This is part of my 38 Before 38 series. Where I will write a blog post everyday for the 38 days leading up to my 38th birthday.
In cyber-security circles there is a term for really dangerous attackers: Advanced Persistent Threats. Or APTs for short. Current industry convention dictates that this term be reserved for State actors, and large-scale criminal organization. However there one more type of “malicious actor” that nobody seems to consider.
They are always looking to bypass security of our devices. They can, and will, devote an immense amount of time and effort to do so. They have easy physical access as well. And worst of all you have no legal recourse in case of any harm.
I am talking of our children. Specifically, I am talking toddlers and young children under 10. And while consumer tech companies have implemented some measures to counter State persecution, they have made it a lot more difficult to counter their attack vectors.
Today I will list some of what these vectors are, and what design oversight has lead to dire consequences for parents, beyond mere annoyance.
Face to face
Apple’s FaceID might be one of the worst security features in practice. Facial unlock seems like a no-brainer when compared to fingerprint unlock. There are numerous usability advantages. The “entropy” is higher, so the encryption security is stronger. Especially as implemented by Apple.
However, it is functionally insecure. If you are being picked up by any given police state for protesting, they can just point the phone at your face. And this is what children do as well. Parents may relaxing, watching TV, praying, or doing any activity/chore that requires their focus. Your child will take your phone and just point at your face.
The children may use the same techniques to approve purchases, unlock blocked apps, etc. As a security measure, it is easily defeated. A total design failure. Of course, most toddlers at least can’t really wreak much havoc on your device. Since they are not deliberate. Which is a lot less than I can say about our next attack vector.
Locked in
A few weeks ago, my son picked my father-in-laws phone. He saw a lock-screen notifications for his preferred messaging app(it was WhatsApp). And he decided to use the reply-via-notification feature to send “No” to everyone. This included in response to a very import business deal.
Fortunately, he was able to salvage the situation. The phone in question is again iPhone. Android, at least on version 14, requires you to unlock the phone to use this feature. This issue also exists on iPads, and for messaging apps, like messenger and iMessage. It is on by default, but you have long-press to activate it.

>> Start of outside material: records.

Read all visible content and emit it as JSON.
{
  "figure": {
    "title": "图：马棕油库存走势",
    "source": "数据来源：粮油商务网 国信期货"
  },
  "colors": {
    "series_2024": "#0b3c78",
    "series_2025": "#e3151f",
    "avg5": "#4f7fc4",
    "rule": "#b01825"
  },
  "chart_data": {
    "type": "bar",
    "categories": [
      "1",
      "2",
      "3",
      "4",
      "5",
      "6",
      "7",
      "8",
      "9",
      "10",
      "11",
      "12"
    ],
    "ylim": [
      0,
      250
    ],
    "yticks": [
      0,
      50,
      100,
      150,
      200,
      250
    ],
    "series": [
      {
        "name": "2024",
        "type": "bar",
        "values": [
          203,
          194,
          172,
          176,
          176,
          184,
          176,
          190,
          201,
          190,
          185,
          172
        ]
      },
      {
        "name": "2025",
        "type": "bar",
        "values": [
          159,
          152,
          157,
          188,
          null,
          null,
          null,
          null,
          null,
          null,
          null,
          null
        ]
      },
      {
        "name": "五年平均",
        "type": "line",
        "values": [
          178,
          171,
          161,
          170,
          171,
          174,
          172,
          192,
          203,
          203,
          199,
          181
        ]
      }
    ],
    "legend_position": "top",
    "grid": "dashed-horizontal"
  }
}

An average iPhone user might not even know this feature is on. And you have to go through hoops to turn it off.
You might be thinking this is just an Apple problem. It is not.
Family Ties
The biggest cybersecurity concern for a parent is not protection from their children. It is to protect their child from these devices. This is one thing Apple does really well. The family organization, the privilege management for children, content blocking, etc. All work perfectly.
We setup an iPad with a child account for our son. It was smooth, and worked perfectly until the device stopped working. Apple can improve this experience by allowing multi-user support on the tablets at least. Otherwise, perfect.

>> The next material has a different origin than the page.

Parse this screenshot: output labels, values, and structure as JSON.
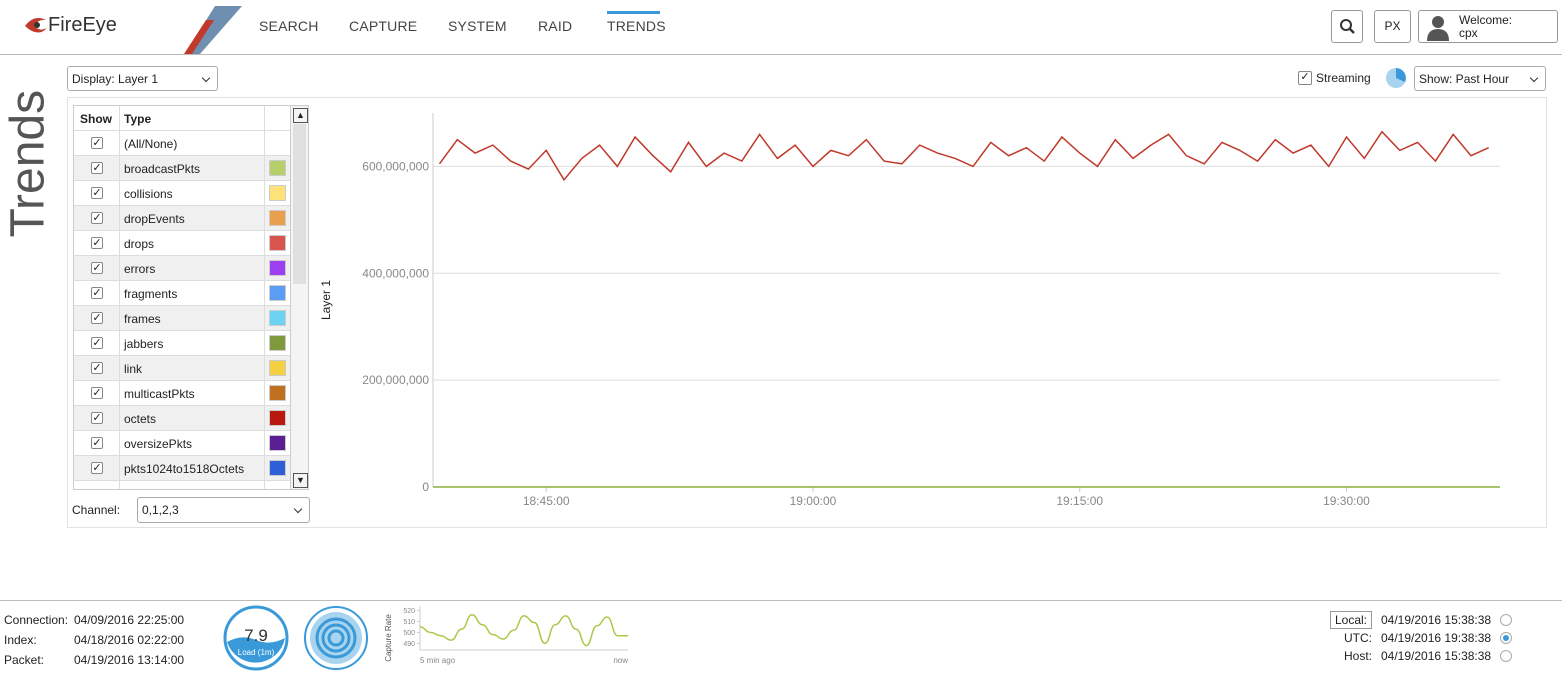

This is not the case for Google at all. The only reason to create a Google account is Youtube. You can create restrictions for Youtube kids and have them apply to any device. Except it does not. The account and content restrictions do not transfer to all versions of the App. The setting on your Google TV will not be applied to your phone. Even the ones you set-up are easily bypassed and might as well not exist. I might write about how they are bypassed but I still don’t know. My son just figured them out.
Speaking of TVs…
Smart Idiot Box
Phones aren’t the only consumer tech in a modern household. TV’s are more or less shitty computers. They have apps, OS and network connectivity. They are also awful at basic security. We have Samsung and a Google TV.
The Samsung TV has a pretty intuitive app lock feature. Except it can be easily bypassed going to the Apps section, coming back, and access the blocked app in the recent section.

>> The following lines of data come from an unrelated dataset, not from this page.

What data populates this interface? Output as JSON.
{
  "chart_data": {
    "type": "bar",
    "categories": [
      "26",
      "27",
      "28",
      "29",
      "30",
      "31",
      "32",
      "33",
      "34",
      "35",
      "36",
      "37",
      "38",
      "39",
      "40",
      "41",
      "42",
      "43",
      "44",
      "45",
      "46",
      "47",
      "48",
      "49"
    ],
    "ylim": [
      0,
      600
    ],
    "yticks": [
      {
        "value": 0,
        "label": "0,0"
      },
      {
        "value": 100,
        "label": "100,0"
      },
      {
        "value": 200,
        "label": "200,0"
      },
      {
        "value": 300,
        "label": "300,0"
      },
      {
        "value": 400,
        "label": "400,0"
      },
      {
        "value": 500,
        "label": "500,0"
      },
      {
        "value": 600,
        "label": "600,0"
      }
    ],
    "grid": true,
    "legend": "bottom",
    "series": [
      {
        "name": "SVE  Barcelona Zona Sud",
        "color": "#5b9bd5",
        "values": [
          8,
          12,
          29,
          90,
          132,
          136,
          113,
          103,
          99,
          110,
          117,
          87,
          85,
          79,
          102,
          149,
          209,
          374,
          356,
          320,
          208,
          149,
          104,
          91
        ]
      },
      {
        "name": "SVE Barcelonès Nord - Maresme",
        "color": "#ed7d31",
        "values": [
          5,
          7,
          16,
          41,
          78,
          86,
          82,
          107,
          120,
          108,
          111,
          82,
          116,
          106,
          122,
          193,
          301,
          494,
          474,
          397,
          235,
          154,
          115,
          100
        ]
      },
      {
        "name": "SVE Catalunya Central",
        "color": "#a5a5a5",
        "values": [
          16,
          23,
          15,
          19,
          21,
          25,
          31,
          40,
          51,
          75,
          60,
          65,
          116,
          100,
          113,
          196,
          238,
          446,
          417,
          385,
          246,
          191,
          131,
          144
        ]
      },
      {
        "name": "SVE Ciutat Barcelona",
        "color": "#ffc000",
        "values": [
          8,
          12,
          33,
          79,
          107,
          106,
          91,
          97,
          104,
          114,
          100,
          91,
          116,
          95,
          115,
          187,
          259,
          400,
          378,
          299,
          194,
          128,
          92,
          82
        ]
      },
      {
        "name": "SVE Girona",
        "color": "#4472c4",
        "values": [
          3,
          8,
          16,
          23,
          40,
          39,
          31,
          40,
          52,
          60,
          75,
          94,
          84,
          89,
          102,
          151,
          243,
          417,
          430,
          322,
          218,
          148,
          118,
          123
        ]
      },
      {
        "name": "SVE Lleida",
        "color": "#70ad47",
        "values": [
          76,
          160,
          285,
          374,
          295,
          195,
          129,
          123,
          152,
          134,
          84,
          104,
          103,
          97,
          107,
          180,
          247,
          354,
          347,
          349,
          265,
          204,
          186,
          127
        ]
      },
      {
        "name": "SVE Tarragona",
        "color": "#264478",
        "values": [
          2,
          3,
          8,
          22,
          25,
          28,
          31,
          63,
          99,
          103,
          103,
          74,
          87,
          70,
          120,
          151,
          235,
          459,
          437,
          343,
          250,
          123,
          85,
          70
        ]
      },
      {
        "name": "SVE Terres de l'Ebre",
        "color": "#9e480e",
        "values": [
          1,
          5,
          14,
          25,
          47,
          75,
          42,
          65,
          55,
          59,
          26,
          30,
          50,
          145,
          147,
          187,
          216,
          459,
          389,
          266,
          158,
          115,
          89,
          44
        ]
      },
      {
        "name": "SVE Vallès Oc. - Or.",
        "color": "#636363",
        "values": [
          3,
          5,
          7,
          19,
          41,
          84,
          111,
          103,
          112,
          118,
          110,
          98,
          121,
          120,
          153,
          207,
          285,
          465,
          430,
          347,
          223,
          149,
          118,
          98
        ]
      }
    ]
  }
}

The Google TV is even worse. There is no App Lock feature. You can protect you Google profile with a pin. But anyone can just remove your account from the select screen. You can add it back, but you would have to enable the lock again, which is buried in menus.
And it is all useless, since the child will just press the “recent app” button, and access any app through that.
A Way Out
These are not the only security threats posed by children. But I am way past the 300 word minimum. Being a parent is a full-time job, no matter what your state GDP numbers say. And there should be an element of pride when children manage to break the barriers you have setup in creative ways.
However, there are real world consequences sometimes. And tech companies should take this into account.